Contact force changes resistance across a piezoresistive composite.

Each taxel in the array is a pressure-sensitive resistor. When force is applied, the material's electrical resistance changes. By measuring resistance at each point in a grid, the array reconstructs a spatial force map across the contact surface.

Spatial resolution depends on two parameters: electrode pitch (the spacing between measurement points) and taxel count (the number of discrete sensing elements). Higher taxel counts capture finer spatial features. Smaller pitch captures more detail per unit area.

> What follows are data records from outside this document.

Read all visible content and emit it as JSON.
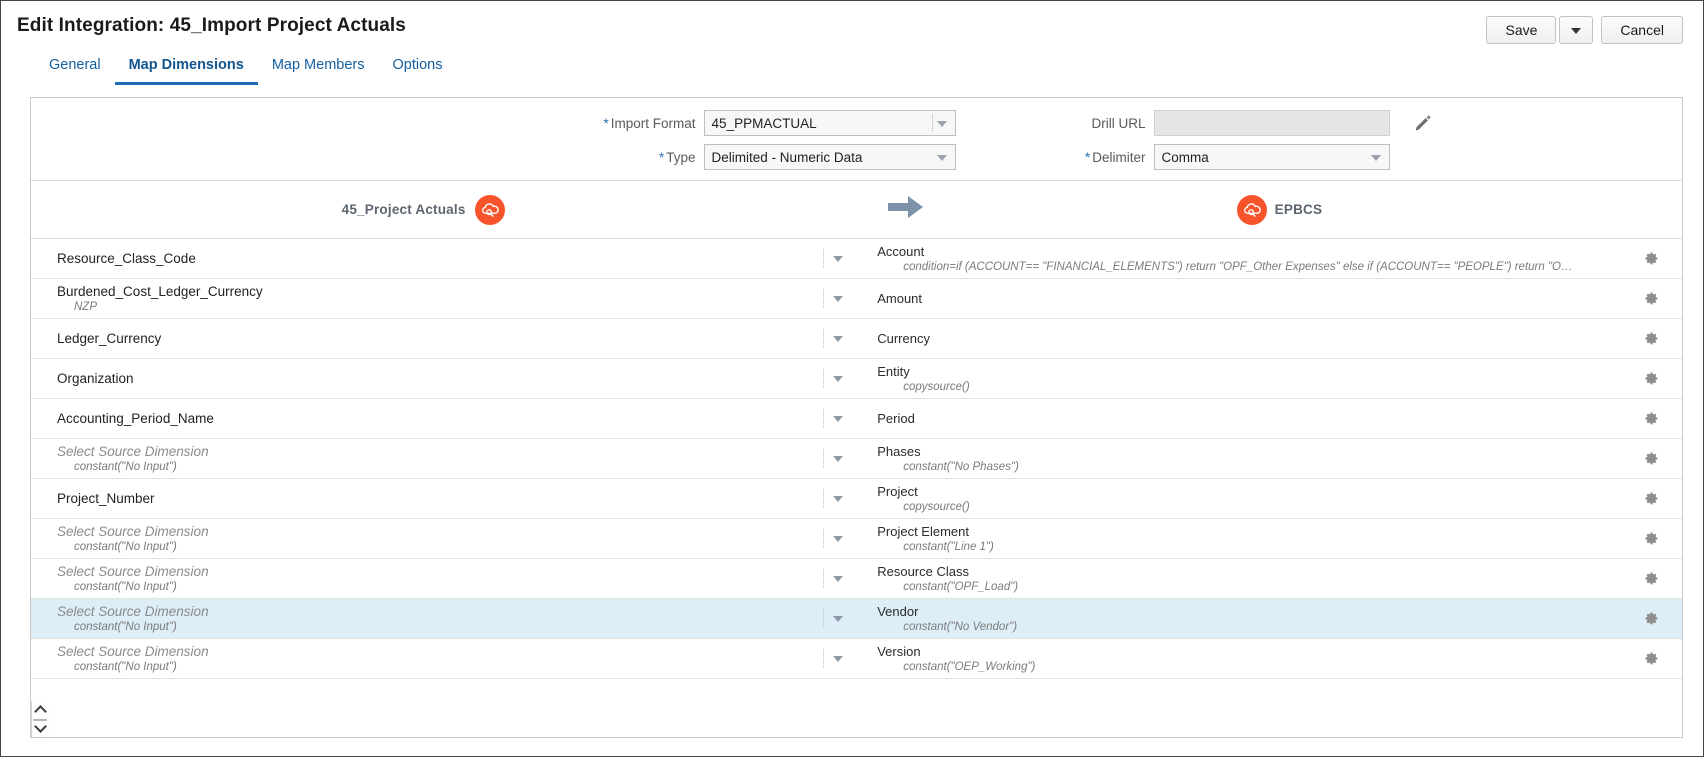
{
  "header": {
    "title": "Edit Integration: 45_Import Project Actuals",
    "save_label": "Save",
    "cancel_label": "Cancel"
  },
  "tabs": [
    {
      "label": "General",
      "active": false
    },
    {
      "label": "Map Dimensions",
      "active": true
    },
    {
      "label": "Map Members",
      "active": false
    },
    {
      "label": "Options",
      "active": false
    }
  ],
  "form": {
    "import_format": {
      "label": "Import Format",
      "required": true,
      "value": "45_PPMACTUAL"
    },
    "type": {
      "label": "Type",
      "required": true,
      "value": "Delimited - Numeric Data"
    },
    "drill_url": {
      "label": "Drill URL",
      "required": false,
      "value": "",
      "disabled": true,
      "edit_icon": "pencil-icon"
    },
    "delimiter": {
      "label": "Delimiter",
      "required": true,
      "value": "Comma"
    }
  },
  "endpoints": {
    "source_name": "45_Project Actuals",
    "source_icon": "cloud-source-icon",
    "flow_icon": "arrow-right-icon",
    "target_name": "EPBCS",
    "target_icon": "cloud-target-icon"
  },
  "mapping": {
    "source_placeholder": "Select Source Dimension",
    "row_menu_icon": "gear-icon",
    "row_dropdown_icon": "chevron-down-icon",
    "rows": [
      {
        "source": "Resource_Class_Code",
        "source_is_placeholder": false,
        "source_sub": "",
        "target": "Account",
        "target_sub": "condition=if (ACCOUNT== \"FINANCIAL_ELEMENTS\") return \"OPF_Other Expenses\" else if (ACCOUNT== \"PEOPLE\") return \"OPF_Labor Ex...",
        "selected": false
      },
      {
        "source": "Burdened_Cost_Ledger_Currency",
        "source_is_placeholder": false,
        "source_sub": "NZP",
        "target": "Amount",
        "target_sub": "",
        "selected": false
      },
      {
        "source": "Ledger_Currency",
        "source_is_placeholder": false,
        "source_sub": "",
        "target": "Currency",
        "target_sub": "",
        "selected": false
      },
      {
        "source": "Organization",
        "source_is_placeholder": false,
        "source_sub": "",
        "target": "Entity",
        "target_sub": "copysource()",
        "selected": false
      },
      {
        "source": "Accounting_Period_Name",
        "source_is_placeholder": false,
        "source_sub": "",
        "target": "Period",
        "target_sub": "",
        "selected": false
      },
      {
        "source": "Select Source Dimension",
        "source_is_placeholder": true,
        "source_sub": "constant(\"No Input\")",
        "target": "Phases",
        "target_sub": "constant(\"No Phases\")",
        "selected": false
      },
      {
        "source": "Project_Number",
        "source_is_placeholder": false,
        "source_sub": "",
        "target": "Project",
        "target_sub": "copysource()",
        "selected": false
      },
      {
        "source": "Select Source Dimension",
        "source_is_placeholder": true,
        "source_sub": "constant(\"No Input\")",
        "target": "Project Element",
        "target_sub": "constant(\"Line 1\")",
        "selected": false
      },
      {
        "source": "Select Source Dimension",
        "source_is_placeholder": true,
        "source_sub": "constant(\"No Input\")",
        "target": "Resource Class",
        "target_sub": "constant(\"OPF_Load\")",
        "selected": false
      },
      {
        "source": "Select Source Dimension",
        "source_is_placeholder": true,
        "source_sub": "constant(\"No Input\")",
        "target": "Vendor",
        "target_sub": "constant(\"No Vendor\")",
        "selected": true
      },
      {
        "source": "Select Source Dimension",
        "source_is_placeholder": true,
        "source_sub": "constant(\"No Input\")",
        "target": "Version",
        "target_sub": "constant(\"OEP_Working\")",
        "selected": false
      }
    ]
  },
  "colors": {
    "accent": "#1560a0",
    "tab_active_underline": "#1b6cb0",
    "cloud_badge": "#f8542c",
    "flow_arrow": "#7b92a8",
    "row_selected": "#ddeef8"
  }
}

The array responds to both normal force (pressure into the surface) and shear force (lateral force across the surface). This distinction matters for slip detection: the distribution of shear across the contact patch encodes information about impending slip before grasp failure occurs.

Readout approach

Embedded circuitry samples resistance changes and delivers a digitized stream.

The readout circuit sits close to the sensor array. Resistance measurements are multiplexed, digitized, and streamed to the data pipeline at frequencies useful for real-time control. The sampling rate is chosen to capture force transients relevant to manipulation tasks: slip onset, contact events, force profile changes during in-hand motion.

Latency from contact event to digitized output is a key parameter for closed-loop control. The target is a signal path fast enough that the control loop can react to contact events within the timeframe of the manipulation task.

Design constraints

The sensor must conform to gripper geometry and maintain signal integrity under dynamic loading.

• Flexibility. The array conforms to curved gripper surfaces. Rigid sensing elements would create contact patches disconnected from the gripper's actual grip geometry.
• Conformability. The material must maintain consistent electrical response while deforming to match surface geometry. This is a materials engineering constraint, not just a mechanical one.
• Signal integrity under dynamic loading. Manipulation tasks involve changing contact conditions: grip force adjustments, in-hand repositioning, contact with surfaces at varying angles. The sensor response must remain interpretable across these conditions.